METAL INTEGRAL : Qu’en est-il du marché américain ? Vous avez envie d’y percer, j’imagine…
Lex KORITNI : Oui, enfin… Le marché américain est difficile, et, pour moi, il est plus intéressant de nous concentrer sur l’Allemagne, les Pays Bas ou la Scandinavie. Ça coûte très cher de déplacer un groupe, tu sais. Rien que pour nous faire venir ici et louer un tour bus, il faut compter pas loin de 20.000 euros. La tournée doit être un succès, c’est une obligation. Aller aux USA, reviendrait encore plus cher. Si on n’a pas des garanties financières pour les shows ou pour assurer les salaires, ça signifie qu’on dépenserait beaucoup sans raison. Nous localiser en France est dans ce sens très intéressant, car c’est beaucoup moins cher de nous rendre en Allemagne depuis la France que d’aller aux USA. Et, par conséquent, cela ne ferait aucun sens de faire distribuer notre album aux Etats-Unis, de le mettre en vente chez les disquaires si on ne s’y rend pas pour y jouer ou faire de la promo. On en a parlé, bien sûr, on n’écarte pas cette possibilité. Mais tu vois aussi tant de groupes américains qui viennent jouer en Europe, car c’est de là que viennent leurs ressources, dire que ce n’est pas intéressant financièrement pour eux de jouer chez eux. Eux ont des frais pour venir ici, on n’en a pas pour y aller, tu vois ? Pour le moment, on se concentre sur l’Allemagne. Et, si l’Angleterre assoupli sa réglementation concernant les visas, on s’y rendra peut-être aussi. La dernière fois qu’on est allés en Angleterre, je me suis fais arrêter et enfermer pendant 8 heures ! Donc…

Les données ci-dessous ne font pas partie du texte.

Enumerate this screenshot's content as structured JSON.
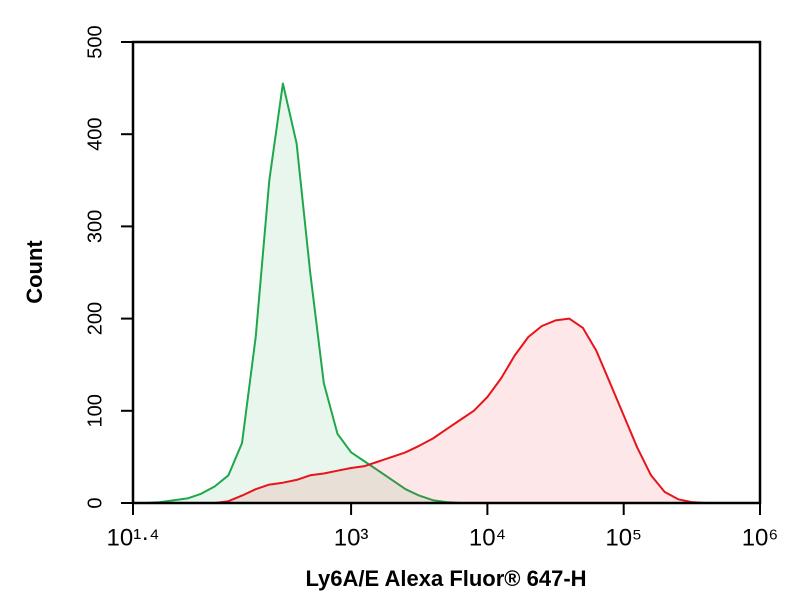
{
  "chart_data": {
    "type": "histogram-line",
    "x_label": "Ly6A/E Alexa Fluor® 647-H",
    "y_label": "Count",
    "xscale": "log",
    "xlim": [
      25.12,
      1000000
    ],
    "xticks": [
      {
        "value": 25.12,
        "label": "10¹·⁴"
      },
      {
        "value": 1000,
        "label": "10³"
      },
      {
        "value": 10000,
        "label": "10⁴"
      },
      {
        "value": 100000,
        "label": "10⁵"
      },
      {
        "value": 1000000,
        "label": "10⁶"
      }
    ],
    "ylim": [
      0,
      500
    ],
    "yticks": [
      0,
      100,
      200,
      300,
      400,
      500
    ],
    "grid": false,
    "x": [
      25.12,
      31.62,
      39.81,
      50.12,
      63.1,
      79.43,
      100,
      125.9,
      158.5,
      199.5,
      251.2,
      316.2,
      398.1,
      501.2,
      631,
      794.3,
      1000,
      1259,
      1585,
      1995,
      2512,
      3162,
      3981,
      5012,
      6310,
      7943,
      10000,
      12589,
      15849,
      19953,
      25119,
      31623,
      39811,
      50119,
      63096,
      79433,
      100000,
      125893,
      158489,
      199526,
      251189,
      316228,
      398107,
      501187,
      630957,
      794328,
      1000000
    ],
    "series": [
      {
        "color": "#1fa84a",
        "values": [
          0,
          0,
          1,
          3,
          5,
          10,
          18,
          30,
          65,
          180,
          350,
          455,
          390,
          250,
          130,
          75,
          55,
          45,
          35,
          25,
          15,
          8,
          3,
          1,
          0,
          0,
          0,
          0,
          0,
          0,
          0,
          0,
          0,
          0,
          0,
          0,
          0,
          0,
          0,
          0,
          0,
          0,
          0,
          0,
          0,
          0,
          0
        ]
      },
      {
        "color": "#e8141c",
        "values": [
          0,
          0,
          0,
          0,
          0,
          0,
          0,
          2,
          8,
          15,
          20,
          22,
          25,
          30,
          32,
          35,
          38,
          40,
          45,
          50,
          55,
          62,
          70,
          80,
          90,
          100,
          115,
          135,
          160,
          180,
          192,
          198,
          200,
          190,
          165,
          130,
          95,
          60,
          30,
          12,
          4,
          1,
          0,
          0,
          0,
          0,
          0
        ]
      }
    ]
  }
}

METAL INTEGRAL : Puisque tu parles de l’Angleterre, l’Australie fait partie du Commonwealth, et demain (ndmp : le 2 juin 2012), la reine Elizabeth célèbre le jubilée de ses 60 ans de règne. Que signifie la reine pour les Australiens aujourd’hui ?
Lex KORITNI : Rien. Rien du tout. La royauté ne signifie plus rien depuis quelques 40 ans. Il y a beaucoup de gens en Australie qui souhaitent que le pays devienne une république. Il y a eu un référendum il y a 5 ou 6 ans proposant de devenir une république, mais les propositions faites pour cette république, pour sa constitution, étaient si mauvaises que les Australiens ont voté contre. En gros, au lieu de ressembler à la forme gouvernementale qu’on peut voir à Westminster, avec des pouvoirs répartis entre diverses personnes, on proposait un gouvernement à l’américaine : le premier ministre aurait eut trop de pouvoirs, comme le président Américain. En Australie, le système se rapproche plus du système Anglais. Alors tout le monde a voté pour garder le système du Commonwealth. Ça a ensuite été interprété comme « les Australiens veulent rester dans le Commonwealth tel qu’il est »… Non, c’est simplement que les gens ont voté CONTRE la république telle qu’elle était envisagée ! La reine… L’Australie s’est séparée de l’hymne national God Save The Queen en, je crois, 1965, et la plupart des gens, même de l’âge de mes parents, ne connaissent, en dehors de la reine ou du prince Philip, que très peu de choses sur la famille royale. Si tu poses cette question aux autres pays du Commonwealth, les Néo Zélandais, les Sud Africains, par exemple, c’est pareil… Les plus grands points communs que nous ayons, c’est boire et se battre ! Le cricket, le rugby, oui. Mais pas la famille royale.